No território paraguaio, as dificuldades continuam. Entre Carmelo Peralta e Filadélfia, são cerca de 280 quilômetros de estrada asfaltada sem qualquer suporte ao viajante, como postos de combustível e borracharias.

Já no trecho até Mariscal Estigarribia, apenas 40 quilômetros foram pavimentados nos últimos anos e já apresentam problemas de conservação.

Outro ponto crítico observado pelo viajante está entre Mariscal Estigarribia e Pozo Hondo, na fronteira com a Argentina. Ali, cerca de 220 quilômetros seguem em construção em meio ao Chaco paraguaio, com aterros de terra arenosa que, segundo Éder, não resistem ao período de chuvas.

Experiente no trajeto, viajante expõe falhas estruturais da Rota Bioceânica
Maquinário executando obras em um dos trechos da rota biocêanica (Foto: Éder Pieczykolan)

Na Argentina, o cenário também apresenta desafios. O trajeto entre Pozo Hondo e Purmamarca, com mais de 500 quilômetros, inclui trechos urbanos, sem acostamento e com trânsito irregular.

A travessia da Cordilheira dos Andes é apontada como um dos maiores obstáculos para o transporte de cargas.

Entre Purmamarca e Susques, a altitude chega a quase 4 mil metros, dificultando o desempenho de veículos pesados. “Os caminhões sofrem para subir, é uma rota perigosa e sem acostamento”, relata.

A situação se intensifica na fronteira entre Argentina e Chile, já em direção a San Pedro de Atacama. Além das exigências rigorosas nas aduanas, a altitude superior a 4.200 metros provoca efeitos físicos nos viajantes, exigindo, em alguns casos, atendimento médico.

Por outro lado, o trecho final até Antofagasta apresenta melhores condições, com descida até o nível do mar e rodovias mais seguras.

Além dos aspectos estruturais, Pieczykolan chama atenção para interesses geopolíticos na região. Segundo ele, há forte presença chinesa no norte argentino, com investimentos em infraestrutura e desenvolvimento urbano ao longo de cerca de 800 quilômetros rumo à província de Salta.

“Eles estruturaram cidades pobres, investiram em produção e infraestrutura. Mas o benefício é deles: produzem e exportam para seu próprio país”, afirma.

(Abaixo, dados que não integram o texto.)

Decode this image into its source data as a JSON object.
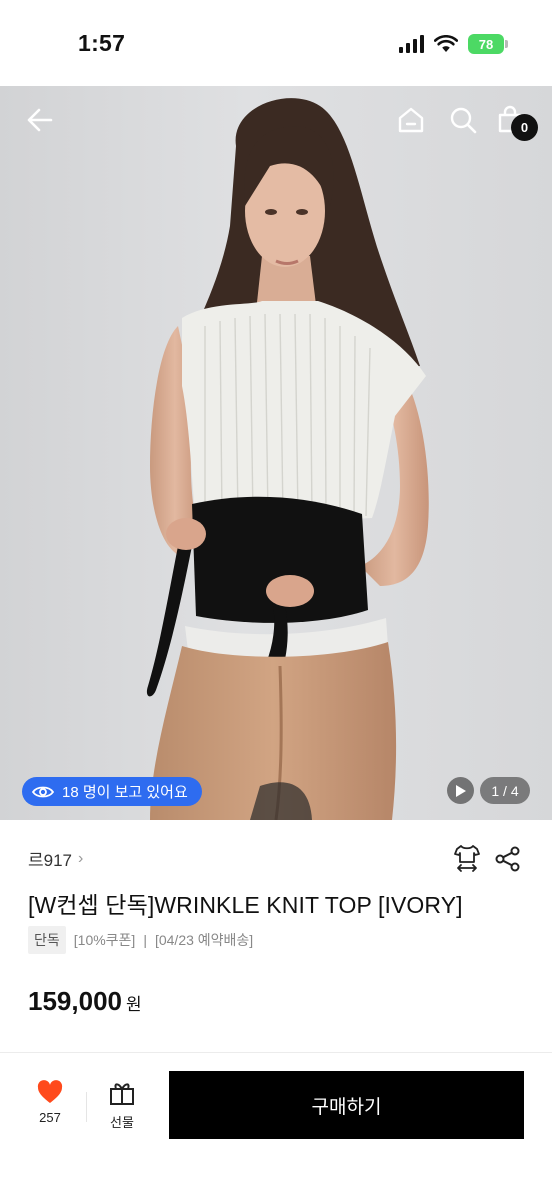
{
  "status_bar": {
    "time": "1:57",
    "battery": "78"
  },
  "nav": {
    "cart_count": "0"
  },
  "hero": {
    "viewers_text": "18 명이 보고 있어요",
    "page_indicator": "1 / 4"
  },
  "product": {
    "brand": "르917",
    "title": "[W컨셉 단독]WRINKLE KNIT TOP [IVORY]",
    "tag_exclusive": "단독",
    "tag_coupon": "[10%쿠폰]",
    "tag_separator": "|",
    "tag_shipping": "[04/23 예약배송]",
    "price": "159,000",
    "price_unit": "원"
  },
  "bottom_bar": {
    "like_count": "257",
    "gift_label": "선물",
    "buy_label": "구매하기"
  },
  "colors": {
    "accent_blue": "#2e6cf0",
    "heart": "#ff4a1c",
    "buy_bg": "#000000"
  }
}
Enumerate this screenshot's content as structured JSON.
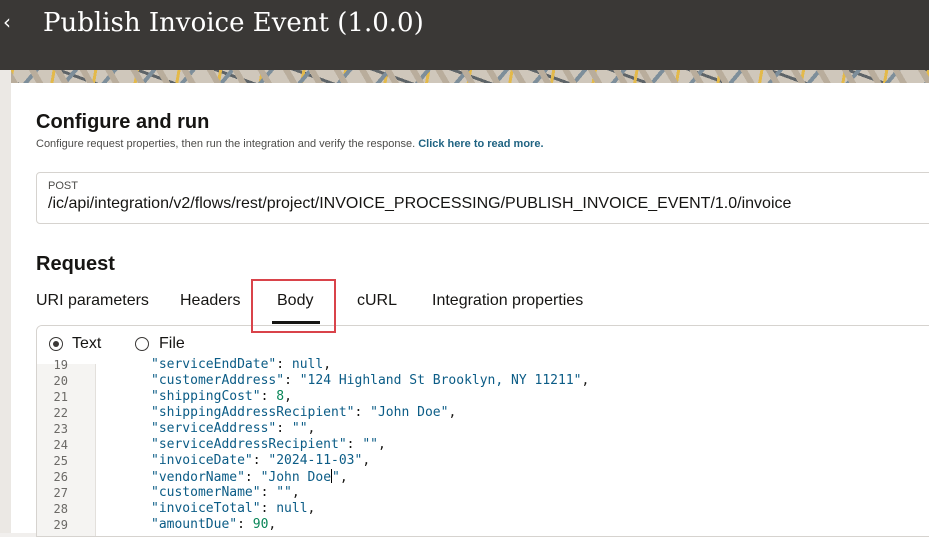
{
  "header": {
    "back_icon": "chevron-left-icon",
    "title": "Publish Invoice Event (1.0.0)"
  },
  "configure": {
    "title": "Configure and run",
    "subtitle": "Configure request properties, then run the integration and verify the response.",
    "read_more": "Click here to read more."
  },
  "endpoint": {
    "method": "POST",
    "url": "/ic/api/integration/v2/flows/rest/project/INVOICE_PROCESSING/PUBLISH_INVOICE_EVENT/1.0/invoice"
  },
  "request": {
    "title": "Request",
    "tabs": [
      {
        "label": "URI parameters"
      },
      {
        "label": "Headers"
      },
      {
        "label": "Body"
      },
      {
        "label": "cURL"
      },
      {
        "label": "Integration properties"
      }
    ],
    "active_tab": "Body"
  },
  "body": {
    "mode_options": [
      {
        "label": "Text",
        "selected": true
      },
      {
        "label": "File",
        "selected": false
      }
    ],
    "lines": [
      {
        "n": "19",
        "key": "\"serviceEndDate\"",
        "value": "null",
        "type": "nul"
      },
      {
        "n": "20",
        "key": "\"customerAddress\"",
        "value": "\"124 Highland St Brooklyn, NY 11211\"",
        "type": "str"
      },
      {
        "n": "21",
        "key": "\"shippingCost\"",
        "value": "8",
        "type": "num"
      },
      {
        "n": "22",
        "key": "\"shippingAddressRecipient\"",
        "value": "\"John Doe\"",
        "type": "str"
      },
      {
        "n": "23",
        "key": "\"serviceAddress\"",
        "value": "\"\"",
        "type": "str"
      },
      {
        "n": "24",
        "key": "\"serviceAddressRecipient\"",
        "value": "\"\"",
        "type": "str"
      },
      {
        "n": "25",
        "key": "\"invoiceDate\"",
        "value": "\"2024-11-03\"",
        "type": "str"
      },
      {
        "n": "26",
        "key": "\"vendorName\"",
        "value": "\"John Doe\"",
        "type": "str"
      },
      {
        "n": "27",
        "key": "\"customerName\"",
        "value": "\"\"",
        "type": "str"
      },
      {
        "n": "28",
        "key": "\"invoiceTotal\"",
        "value": "null",
        "type": "nul"
      },
      {
        "n": "29",
        "key": "\"amountDue\"",
        "value": "90",
        "type": "num"
      }
    ]
  },
  "colors": {
    "topbar": "#3a3836",
    "highlight": "#d9434a",
    "link": "#1f6382"
  }
}
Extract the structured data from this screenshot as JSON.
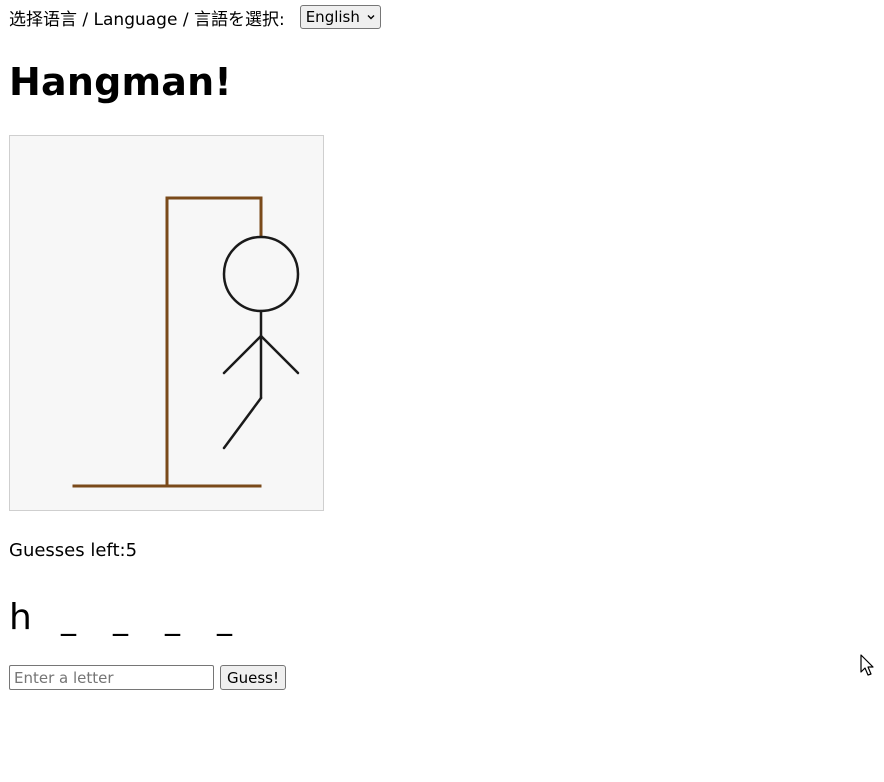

Na avaliação do viajante, o impacto da rota para o Mato Grosso do Sul deve ser limitado. Com baixa industrialização, o Estado teria pouca capacidade de aproveitar o corredor logístico para exportações em larga escala, diferentemente de polos como São Paulo e Paraná.

Para o Paraguai, no entanto, ele vê avanços mais concretos, especialmente com a abertura de acesso a regiões isoladas e comunidades indígenas no oeste do país, que até alongam a viagem para quem trafega pela rota.

Por fim, Pieczykolan critica o que considera uma contradição entre o discurso político e a realidade econômica. “De um lado, há propaganda festiva da rota bioceânica; de outro, políticas que desestimulam o agronegócio, que é base da economia brasileira”, conclui.

Enquanto está em obras, rota bioceânica segue como promessa de integração continental, mas, na prática, ainda enfrenta um longo caminho até se consolidar como corredor logístico eficiente.